In [27]:
import torch
import numpy as np
torch.manual_seed(0)

<torch._C.Generator at 0x2139ffc61d0>

The point of this notebook is to better understand the reparamterization trick which is really one of the biggest tricks in the VAE. Per the point made [here](https://gregorygundersen.com/blog/2018/04/29/reparameterization/) this notebook demonstrates that torch can "differentiate through random nodes" and it even does it fine, the real necessity for the reparam trick is that when your distribution and function depend on the same parameters you get a product rule in the expectation. Unless you can evaluate things analytically like in my toy example, you will always get a nonsensical estimate for the gradient of this expectation using auto grad.

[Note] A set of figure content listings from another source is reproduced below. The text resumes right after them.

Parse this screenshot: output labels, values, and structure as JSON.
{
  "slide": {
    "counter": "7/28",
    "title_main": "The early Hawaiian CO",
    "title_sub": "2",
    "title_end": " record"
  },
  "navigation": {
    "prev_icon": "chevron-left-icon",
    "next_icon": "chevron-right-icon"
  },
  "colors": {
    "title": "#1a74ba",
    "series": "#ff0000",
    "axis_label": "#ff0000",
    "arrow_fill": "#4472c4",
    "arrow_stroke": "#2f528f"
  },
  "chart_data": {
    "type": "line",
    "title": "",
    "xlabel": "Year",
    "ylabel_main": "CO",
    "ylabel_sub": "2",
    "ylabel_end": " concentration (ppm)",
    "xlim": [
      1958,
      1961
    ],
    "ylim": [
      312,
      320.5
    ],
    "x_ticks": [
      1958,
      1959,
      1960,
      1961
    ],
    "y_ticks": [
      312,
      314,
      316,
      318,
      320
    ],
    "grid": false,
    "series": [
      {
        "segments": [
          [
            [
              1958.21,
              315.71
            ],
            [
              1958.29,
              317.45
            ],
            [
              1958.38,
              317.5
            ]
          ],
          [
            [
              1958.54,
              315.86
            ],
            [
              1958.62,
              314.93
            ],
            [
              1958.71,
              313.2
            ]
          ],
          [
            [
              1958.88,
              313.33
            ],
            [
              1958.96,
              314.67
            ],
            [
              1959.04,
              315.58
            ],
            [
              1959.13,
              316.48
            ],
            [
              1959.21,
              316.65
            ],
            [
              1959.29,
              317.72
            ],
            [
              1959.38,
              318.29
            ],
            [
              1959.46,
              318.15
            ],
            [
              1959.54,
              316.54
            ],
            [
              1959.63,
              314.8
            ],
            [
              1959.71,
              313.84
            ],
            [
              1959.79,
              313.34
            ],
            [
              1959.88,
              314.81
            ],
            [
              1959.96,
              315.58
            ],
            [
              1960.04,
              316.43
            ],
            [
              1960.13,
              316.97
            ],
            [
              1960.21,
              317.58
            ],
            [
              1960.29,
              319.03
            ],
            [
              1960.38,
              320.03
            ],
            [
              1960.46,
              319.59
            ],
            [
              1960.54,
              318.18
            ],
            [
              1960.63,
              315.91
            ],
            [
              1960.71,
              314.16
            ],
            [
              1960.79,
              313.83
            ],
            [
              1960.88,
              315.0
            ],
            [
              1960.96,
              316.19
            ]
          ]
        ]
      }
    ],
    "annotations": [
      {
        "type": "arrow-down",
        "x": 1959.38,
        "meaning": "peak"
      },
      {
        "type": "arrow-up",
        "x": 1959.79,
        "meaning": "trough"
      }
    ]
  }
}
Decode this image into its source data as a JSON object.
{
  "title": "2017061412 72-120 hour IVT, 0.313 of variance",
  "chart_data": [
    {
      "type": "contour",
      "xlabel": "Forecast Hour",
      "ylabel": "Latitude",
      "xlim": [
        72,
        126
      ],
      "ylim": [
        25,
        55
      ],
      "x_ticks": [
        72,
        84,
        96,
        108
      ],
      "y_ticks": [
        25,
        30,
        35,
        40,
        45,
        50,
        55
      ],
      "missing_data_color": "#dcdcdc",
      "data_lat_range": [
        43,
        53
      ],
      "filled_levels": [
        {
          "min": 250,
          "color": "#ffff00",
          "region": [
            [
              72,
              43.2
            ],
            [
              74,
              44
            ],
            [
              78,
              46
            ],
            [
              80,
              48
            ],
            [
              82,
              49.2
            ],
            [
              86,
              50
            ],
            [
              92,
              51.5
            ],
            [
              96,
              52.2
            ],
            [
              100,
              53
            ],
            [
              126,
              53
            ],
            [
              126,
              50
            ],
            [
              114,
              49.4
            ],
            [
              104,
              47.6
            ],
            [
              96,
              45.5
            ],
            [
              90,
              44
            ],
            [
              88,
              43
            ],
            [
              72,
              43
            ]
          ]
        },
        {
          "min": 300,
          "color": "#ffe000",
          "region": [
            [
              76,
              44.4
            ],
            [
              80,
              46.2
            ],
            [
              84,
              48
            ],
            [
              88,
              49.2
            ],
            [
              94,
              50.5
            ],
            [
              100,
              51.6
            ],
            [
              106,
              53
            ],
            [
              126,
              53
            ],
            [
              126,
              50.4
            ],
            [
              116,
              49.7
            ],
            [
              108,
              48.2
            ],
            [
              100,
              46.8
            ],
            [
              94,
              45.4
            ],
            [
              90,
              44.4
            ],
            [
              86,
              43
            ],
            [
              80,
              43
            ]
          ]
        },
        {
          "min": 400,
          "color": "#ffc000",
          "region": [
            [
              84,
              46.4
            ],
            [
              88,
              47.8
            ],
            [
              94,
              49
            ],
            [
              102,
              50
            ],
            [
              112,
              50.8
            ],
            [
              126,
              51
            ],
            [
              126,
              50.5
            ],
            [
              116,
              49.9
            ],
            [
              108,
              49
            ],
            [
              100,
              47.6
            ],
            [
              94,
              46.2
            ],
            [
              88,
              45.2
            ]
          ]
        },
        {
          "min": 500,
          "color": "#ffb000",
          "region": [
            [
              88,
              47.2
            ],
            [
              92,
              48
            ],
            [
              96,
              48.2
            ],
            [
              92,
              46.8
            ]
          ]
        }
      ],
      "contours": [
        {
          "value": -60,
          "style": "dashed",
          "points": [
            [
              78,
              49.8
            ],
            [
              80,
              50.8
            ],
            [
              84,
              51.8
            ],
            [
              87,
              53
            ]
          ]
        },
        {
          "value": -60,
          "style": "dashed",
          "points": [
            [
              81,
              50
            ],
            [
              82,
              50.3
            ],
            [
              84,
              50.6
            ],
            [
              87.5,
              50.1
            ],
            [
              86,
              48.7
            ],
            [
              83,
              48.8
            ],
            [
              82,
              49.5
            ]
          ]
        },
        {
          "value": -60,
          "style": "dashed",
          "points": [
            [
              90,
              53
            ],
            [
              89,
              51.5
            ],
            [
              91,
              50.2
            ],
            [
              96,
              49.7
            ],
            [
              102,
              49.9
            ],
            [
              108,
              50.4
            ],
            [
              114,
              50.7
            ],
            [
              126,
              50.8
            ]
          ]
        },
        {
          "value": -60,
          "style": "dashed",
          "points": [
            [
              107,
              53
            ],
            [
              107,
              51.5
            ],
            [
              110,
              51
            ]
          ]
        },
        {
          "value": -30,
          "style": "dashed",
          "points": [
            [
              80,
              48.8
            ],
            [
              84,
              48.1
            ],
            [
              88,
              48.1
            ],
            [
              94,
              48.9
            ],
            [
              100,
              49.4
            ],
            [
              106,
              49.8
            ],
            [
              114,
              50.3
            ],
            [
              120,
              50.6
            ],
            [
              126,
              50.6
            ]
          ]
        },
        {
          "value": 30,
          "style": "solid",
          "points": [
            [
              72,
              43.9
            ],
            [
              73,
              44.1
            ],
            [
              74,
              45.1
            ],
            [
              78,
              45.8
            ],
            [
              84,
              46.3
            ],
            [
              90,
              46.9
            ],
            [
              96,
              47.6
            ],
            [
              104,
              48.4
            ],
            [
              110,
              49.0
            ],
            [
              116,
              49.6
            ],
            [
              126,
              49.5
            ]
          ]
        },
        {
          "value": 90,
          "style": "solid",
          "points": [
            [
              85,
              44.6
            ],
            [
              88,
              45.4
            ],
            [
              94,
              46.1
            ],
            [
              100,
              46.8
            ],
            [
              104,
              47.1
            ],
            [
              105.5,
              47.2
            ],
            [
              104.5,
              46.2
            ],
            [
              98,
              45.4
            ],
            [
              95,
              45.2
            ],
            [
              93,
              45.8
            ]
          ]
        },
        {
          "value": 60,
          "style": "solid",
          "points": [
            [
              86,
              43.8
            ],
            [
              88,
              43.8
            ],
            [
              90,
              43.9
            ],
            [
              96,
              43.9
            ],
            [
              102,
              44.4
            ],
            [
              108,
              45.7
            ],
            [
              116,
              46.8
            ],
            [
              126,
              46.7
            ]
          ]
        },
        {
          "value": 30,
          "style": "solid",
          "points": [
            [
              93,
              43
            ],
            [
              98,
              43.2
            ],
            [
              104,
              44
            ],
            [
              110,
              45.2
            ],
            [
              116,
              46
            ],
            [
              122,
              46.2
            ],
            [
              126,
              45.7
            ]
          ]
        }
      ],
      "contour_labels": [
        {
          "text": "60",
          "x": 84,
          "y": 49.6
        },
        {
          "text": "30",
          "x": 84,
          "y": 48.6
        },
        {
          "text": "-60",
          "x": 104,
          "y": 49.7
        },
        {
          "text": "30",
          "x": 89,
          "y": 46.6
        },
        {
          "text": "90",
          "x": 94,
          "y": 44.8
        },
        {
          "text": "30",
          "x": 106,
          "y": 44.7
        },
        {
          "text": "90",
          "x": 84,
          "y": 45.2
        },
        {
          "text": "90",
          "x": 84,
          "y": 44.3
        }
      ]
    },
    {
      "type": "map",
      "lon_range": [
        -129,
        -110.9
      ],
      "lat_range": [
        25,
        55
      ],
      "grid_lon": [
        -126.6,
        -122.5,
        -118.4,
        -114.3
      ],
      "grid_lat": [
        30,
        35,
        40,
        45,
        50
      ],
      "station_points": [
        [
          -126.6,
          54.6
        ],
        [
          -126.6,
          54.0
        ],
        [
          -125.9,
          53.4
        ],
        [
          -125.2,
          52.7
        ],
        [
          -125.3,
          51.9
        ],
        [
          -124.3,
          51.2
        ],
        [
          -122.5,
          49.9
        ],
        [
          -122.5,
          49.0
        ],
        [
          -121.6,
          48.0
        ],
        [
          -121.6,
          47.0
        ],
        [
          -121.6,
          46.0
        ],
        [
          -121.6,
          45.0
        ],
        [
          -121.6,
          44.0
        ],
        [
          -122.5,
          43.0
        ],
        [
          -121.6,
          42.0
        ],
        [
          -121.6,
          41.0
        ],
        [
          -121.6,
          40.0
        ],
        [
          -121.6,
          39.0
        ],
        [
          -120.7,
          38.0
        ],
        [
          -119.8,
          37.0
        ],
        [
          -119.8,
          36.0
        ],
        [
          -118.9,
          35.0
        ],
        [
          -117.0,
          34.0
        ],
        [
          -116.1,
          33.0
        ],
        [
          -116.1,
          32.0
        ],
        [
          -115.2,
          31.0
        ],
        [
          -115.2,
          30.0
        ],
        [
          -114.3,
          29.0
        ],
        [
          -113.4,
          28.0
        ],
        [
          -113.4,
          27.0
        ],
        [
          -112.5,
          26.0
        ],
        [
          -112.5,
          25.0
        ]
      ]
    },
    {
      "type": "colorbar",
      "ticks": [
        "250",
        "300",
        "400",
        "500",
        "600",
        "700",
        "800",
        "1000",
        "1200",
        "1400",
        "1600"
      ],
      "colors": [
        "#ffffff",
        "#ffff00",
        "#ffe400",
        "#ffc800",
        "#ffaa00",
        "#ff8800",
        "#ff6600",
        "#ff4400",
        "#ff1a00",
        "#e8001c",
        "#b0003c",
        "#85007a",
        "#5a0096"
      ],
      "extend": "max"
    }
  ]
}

First we compute an expectation that torch can handle
$$\nabla_\theta \mathbb{E}_{p(z)}[f_\theta(z)] = \int_z p(z) \nabla_\theta f_\theta(z) dz = \mathbb{E}_{p(z)}[\nabla_\theta f_\theta(z)]$$
**the key thing here is that this is only true when $p_{(z)}$ does not also depend on $\theta$**

Now define
$$p_(z) = N(z|1,0)$$
$$f_\theta(z) = 3\theta z^2$$

We can compute these expectations analytically and see they should be 3, next we compute them two ways $\nabla_\theta \mathbb{E}_{p(z)}[f_\theta(z)], \mathbb{E}_{p(z)}[\nabla_\theta f_\theta(z)]$ the first using autograd in pytorch the second by giving the gradient function to monte carlo.

In [149]:
def f(t,z):
    return 3*t*z**2

def grad_f(z):
    return 3*z**2

N = 10000
xs = torch.randn(N)
t = torch.Tensor([3])
t.requires_grad = True
y = 3*t*xs**2
y = torch.mean(y)
y.backward()
print(f"torch: grad E[f] = {t.grad.item()}")

o_xs = np.random.randn(N)
print(f"MC: E[grad f] = {np.mean(grad_f(o_xs))}")

torch: grad E[f] = 3.007117748260498
MC: E[grad f] = 2.9939215657133142


Now we instead let $p(z)$ depend on theta
$$p_\theta(z) = N(z|\theta,0)$$
$$f_\theta(z) = 3\theta z^2$$

This gives a totally different equation for the gradient of the expectation
$$\nabla_\theta \mathbb{E}_{p_\theta(z)}[f_\theta(z)] = \int_z f_\theta(z)\nabla_\theta p_\theta(z) dz + \mathbb{E}[\nabla_\theta f_\theta(z)]$$



$$\int_z f_\theta(z)\nabla_\theta p_\theta(z) dz + \int_z \nabla_\theta f_\theta(z) p_\theta(z) dz = -6t^2 + 30$$

In [134]:
N = 1000000

theta = 3
t = torch.Tensor([theta])
t.requires_grad = True
xs = torch.normal(mean=t.repeat(1,N).squeeze(),std=torch.ones(N))
y = 3*t*xs**2
y = torch.mean(y)
y.backward()


print(f"Analyatic grad E_t[f] = {-6*theta**2 + 30}")
o_xs = np.random.normal(loc=theta,size=N)
print(f"MC E[grad f] = {-6*theta**2 + np.mean(grad_f(o_xs))}")
print(f"Autograd E_t[f] = {t.grad.item()}")

Analyatic grad E_t[f] = -24
MC E[grad f] = -23.982790434748306
Autograd E_t[f] = 30.004558563232422


We can see that the autograd will **never** get close to estimating the expectation, because it simply isnt dealing with the right quantity anymore.
This gets at the heart of the real point of the paramterization trick, if $g_\theta$ is differentiable then we define 
$$\epsilon \sim p(\epsilon)$$
$$z = g_\theta(\epsilon,x)$$
Since $g$ is deterministic in $x$ we can swap out the distribution in our expectation for $p(\epsilon)$ which no longer depends on $\theta$
$$\nabla_\theta \mathbb{E}_{p_\theta(z)}[f(z)] = \nabla_\theta \mathbb{E}_{p_\epsilon}[f(g_\theta(\epsilon,x))] =  \mathbb{E}_{p_\epsilon}[\nabla_\theta f(g_\theta(\epsilon,x))]$$

as shown [here](https://nbviewer.org/github/gokererdogan/Notebooks/blob/master/Reparameterization%20Trick.ipynb) this not only makes it so we can use backprop, this estimator also seems to have nicer statistical properties like less variance.